Basically, Max discovers :SPOILER that his father (Dustin Hoffman) is not only alive, but that good old Max is actually part of a lineage of cobblers who must work to make the world a better place. This all really happens by the way. What for the most part is a painfully bad indie movie becomes a superhero origin story by the end. SPOILER: This ending almost makes the whole ordeal worth watching, but then you remember everything that happens beforehand, and that canceled it off. Seriously, just avoid this the same way you should avoid Sandler’s new Netflix deal. Or anything he’s done for the past five years.
Last year, you may remember that number two on the list was a movie called “The Prince”, which featured a visibly bored Bruce Willis delivering the worst performance of his career. Well, the same director (Brian A. Smith), distributors (Lionsgate and Grindstone Entertainment) and yes, Willis, as back and worse than ever with “Vice”. The end result is the mix of “Westworld”, “Blade Runner” and unpleasant undertones (this movie really likes to see women getting tortured and raped) that you always knew you never wanted.

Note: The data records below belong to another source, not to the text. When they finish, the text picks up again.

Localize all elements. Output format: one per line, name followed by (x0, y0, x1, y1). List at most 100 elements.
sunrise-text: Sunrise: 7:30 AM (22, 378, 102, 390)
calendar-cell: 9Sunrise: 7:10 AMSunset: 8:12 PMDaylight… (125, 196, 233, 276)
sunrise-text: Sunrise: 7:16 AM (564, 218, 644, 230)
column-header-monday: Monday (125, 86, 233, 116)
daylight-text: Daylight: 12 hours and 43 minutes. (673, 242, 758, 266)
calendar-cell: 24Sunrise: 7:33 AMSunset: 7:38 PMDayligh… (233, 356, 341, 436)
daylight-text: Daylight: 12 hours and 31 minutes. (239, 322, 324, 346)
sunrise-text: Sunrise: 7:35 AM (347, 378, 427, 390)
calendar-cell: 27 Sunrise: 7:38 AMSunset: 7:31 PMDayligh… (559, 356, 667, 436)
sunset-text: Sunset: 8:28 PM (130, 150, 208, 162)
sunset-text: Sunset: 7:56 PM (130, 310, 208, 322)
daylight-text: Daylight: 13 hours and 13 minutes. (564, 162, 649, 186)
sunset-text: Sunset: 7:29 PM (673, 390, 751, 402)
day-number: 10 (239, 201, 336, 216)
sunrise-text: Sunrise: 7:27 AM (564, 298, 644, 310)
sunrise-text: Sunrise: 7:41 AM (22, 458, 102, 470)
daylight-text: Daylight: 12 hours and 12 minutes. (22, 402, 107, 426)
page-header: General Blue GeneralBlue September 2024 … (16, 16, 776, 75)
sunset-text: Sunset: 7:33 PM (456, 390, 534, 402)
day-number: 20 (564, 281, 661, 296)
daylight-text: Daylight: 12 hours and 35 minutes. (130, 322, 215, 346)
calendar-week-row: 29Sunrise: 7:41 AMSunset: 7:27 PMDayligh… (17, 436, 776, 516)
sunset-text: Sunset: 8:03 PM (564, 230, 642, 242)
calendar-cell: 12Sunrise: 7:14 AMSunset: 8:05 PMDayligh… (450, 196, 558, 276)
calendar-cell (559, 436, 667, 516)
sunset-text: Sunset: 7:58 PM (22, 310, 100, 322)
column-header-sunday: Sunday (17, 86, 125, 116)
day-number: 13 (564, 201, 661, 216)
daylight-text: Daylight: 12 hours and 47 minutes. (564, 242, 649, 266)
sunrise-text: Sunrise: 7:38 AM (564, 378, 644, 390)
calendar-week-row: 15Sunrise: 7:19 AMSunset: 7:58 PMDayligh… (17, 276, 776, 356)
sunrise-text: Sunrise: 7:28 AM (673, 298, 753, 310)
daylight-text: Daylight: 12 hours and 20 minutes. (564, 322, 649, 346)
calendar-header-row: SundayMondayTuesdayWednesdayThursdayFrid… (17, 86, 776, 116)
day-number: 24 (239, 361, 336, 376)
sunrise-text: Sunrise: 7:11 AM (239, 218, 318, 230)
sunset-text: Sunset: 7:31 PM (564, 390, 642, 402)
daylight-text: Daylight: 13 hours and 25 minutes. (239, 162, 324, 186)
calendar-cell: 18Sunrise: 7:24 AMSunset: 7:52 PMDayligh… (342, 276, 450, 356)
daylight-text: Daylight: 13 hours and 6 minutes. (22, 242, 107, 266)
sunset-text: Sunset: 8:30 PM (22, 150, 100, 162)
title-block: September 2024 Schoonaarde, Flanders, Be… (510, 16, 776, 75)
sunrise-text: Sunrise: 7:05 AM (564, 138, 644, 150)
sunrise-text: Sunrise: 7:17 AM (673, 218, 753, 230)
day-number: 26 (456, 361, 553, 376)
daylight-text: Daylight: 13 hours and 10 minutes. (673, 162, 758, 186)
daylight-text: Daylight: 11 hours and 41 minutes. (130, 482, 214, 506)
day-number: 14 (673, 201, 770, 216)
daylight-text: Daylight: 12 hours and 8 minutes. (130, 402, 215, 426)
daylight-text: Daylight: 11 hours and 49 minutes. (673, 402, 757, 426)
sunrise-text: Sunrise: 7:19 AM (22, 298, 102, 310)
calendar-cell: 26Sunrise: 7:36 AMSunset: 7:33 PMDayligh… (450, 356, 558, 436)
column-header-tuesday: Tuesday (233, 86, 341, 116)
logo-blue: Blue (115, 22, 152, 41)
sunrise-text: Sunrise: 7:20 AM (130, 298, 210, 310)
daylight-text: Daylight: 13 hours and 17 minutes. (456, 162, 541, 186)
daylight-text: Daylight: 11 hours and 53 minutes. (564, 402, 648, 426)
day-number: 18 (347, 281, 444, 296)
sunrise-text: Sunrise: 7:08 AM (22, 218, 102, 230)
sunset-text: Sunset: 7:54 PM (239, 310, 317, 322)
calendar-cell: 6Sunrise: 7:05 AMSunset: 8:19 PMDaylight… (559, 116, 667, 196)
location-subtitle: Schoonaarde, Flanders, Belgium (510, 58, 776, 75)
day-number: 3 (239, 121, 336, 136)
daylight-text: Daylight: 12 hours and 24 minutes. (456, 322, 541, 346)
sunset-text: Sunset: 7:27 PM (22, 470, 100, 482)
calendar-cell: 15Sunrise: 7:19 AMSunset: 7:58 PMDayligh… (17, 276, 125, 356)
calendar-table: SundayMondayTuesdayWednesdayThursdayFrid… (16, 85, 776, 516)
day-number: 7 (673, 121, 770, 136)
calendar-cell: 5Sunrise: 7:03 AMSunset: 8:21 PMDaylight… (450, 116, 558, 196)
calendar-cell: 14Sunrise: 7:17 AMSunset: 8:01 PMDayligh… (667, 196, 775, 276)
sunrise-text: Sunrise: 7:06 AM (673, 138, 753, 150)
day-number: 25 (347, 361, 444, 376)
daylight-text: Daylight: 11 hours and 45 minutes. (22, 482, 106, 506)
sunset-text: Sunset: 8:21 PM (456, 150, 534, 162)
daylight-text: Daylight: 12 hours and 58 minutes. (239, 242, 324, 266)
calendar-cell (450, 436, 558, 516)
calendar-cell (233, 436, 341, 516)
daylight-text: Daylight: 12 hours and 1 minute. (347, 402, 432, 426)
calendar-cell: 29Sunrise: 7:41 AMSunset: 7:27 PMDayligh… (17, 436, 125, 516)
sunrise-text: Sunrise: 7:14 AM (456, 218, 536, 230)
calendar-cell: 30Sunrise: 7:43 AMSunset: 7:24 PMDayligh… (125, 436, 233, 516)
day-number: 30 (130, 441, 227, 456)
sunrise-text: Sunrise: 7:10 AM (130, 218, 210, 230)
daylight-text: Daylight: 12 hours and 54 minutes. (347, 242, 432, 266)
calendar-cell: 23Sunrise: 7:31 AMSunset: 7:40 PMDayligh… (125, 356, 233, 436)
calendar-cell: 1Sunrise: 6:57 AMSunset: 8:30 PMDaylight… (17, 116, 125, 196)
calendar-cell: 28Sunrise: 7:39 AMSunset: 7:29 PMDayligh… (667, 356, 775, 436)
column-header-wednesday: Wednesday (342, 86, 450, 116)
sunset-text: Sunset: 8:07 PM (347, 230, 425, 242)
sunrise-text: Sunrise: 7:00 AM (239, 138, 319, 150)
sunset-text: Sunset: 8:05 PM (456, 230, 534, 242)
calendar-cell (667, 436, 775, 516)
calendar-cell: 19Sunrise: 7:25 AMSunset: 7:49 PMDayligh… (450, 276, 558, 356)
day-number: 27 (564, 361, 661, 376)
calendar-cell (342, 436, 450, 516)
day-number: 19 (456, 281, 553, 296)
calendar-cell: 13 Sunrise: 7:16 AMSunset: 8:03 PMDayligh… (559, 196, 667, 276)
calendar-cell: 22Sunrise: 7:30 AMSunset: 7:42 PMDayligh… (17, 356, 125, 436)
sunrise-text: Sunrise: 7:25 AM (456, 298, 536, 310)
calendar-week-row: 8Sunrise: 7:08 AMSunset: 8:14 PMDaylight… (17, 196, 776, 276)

How bad is “Vice”? Well, not only is it worse than “The Prince”, but Willis delivers an even worse performance. His entire role was clearly shot withing a few days in a single set (his office), and throughout, his disdain for the material and the people he is working for couldn’t be more clear. It’s genuinely depressing to watch. The fact that a lot of the movies he’s been doing lately are a lot like this-horrible Redbox filler that’s clearly meant for the least demanding consumer. At this point, the man needs an intervention of some sorts.
The rest of it doesn’t fare well either. The whole movie looks hideous at times, all shot and edited like it’s from a kid coming down from a pixie stick rush. The whole thing is shot in prominent blues (as you can see above) but it feels hollow instead of artistic. It also has the worst security guards and henchmen I’ve seen this year-a bunch of galoots that couldn’t stop the films escaped robot (Ambyr Childers) if they had all the training in the world. Hell, I bet they have trouble tying their own shoes as well.
1.) The Human Centipede III: Final Sequence
What’s weird about the first “Human Centipede” is that, for however outrageous it’s central premise was (evil doctor sews a group of people together ass to mouth, and you know what someone’s eventually gotta do that comes out of their rectum…), it actually showed a little restraint. Granted, it was still disgusting and tasteless, but director Tom Six didn’t want to shower the audience in a flood of gore, bodily fluids or fecal matter. Also, whilst not a good movie, it at least occasionally had moments of pitch black humor that somehow managed to work.
Fast forward five years and one sequel later, and the third (and fortunately, last) entry in the franchise has nothing in restraint, but is possibly the most I have seen a horror movie actively hate it’s audience. In place of anything resembling wit is empty headed satire that regularly jabs at the state of Texas (and former president George W. Bush) with all the subtly of multiple sledgehammers. It’s ultimately the cinematic equivalent of this happening to you:
So, what you you get outside of the expected gore and poop jokes? Well, you get rampant racism, with the prison warden (the original’s Dieter Laser) regularly using racial slurs to describe inmates. Also, sexism and misogyny in porn star Bree Olson being cast simply so she can be sexually abused on a regular basis. Oh, but let’s not forget the attempts at being meta, as the whole thing (like the second one, which I have avoided) takes place as a movie within a movie-that is, the characters are inspired by the first movie. Even the film’s director, Tom Six shows up as himself.
I genuinely can’t think of a worse movie than this. Like, only the worst of image boards like 4Chan could probably come up with something worse than this. To add to it all, the whole thing feels like it wants everyone-from those who have to watch it to even fans of the prior movies-to absolutely hate it. The movie is nothing more than an empty trolling attempt. Something that exists only to infuriate.
You see the GIF above? Don’t let that happen to you by watching this. For some of us, it’s unfortunately too late.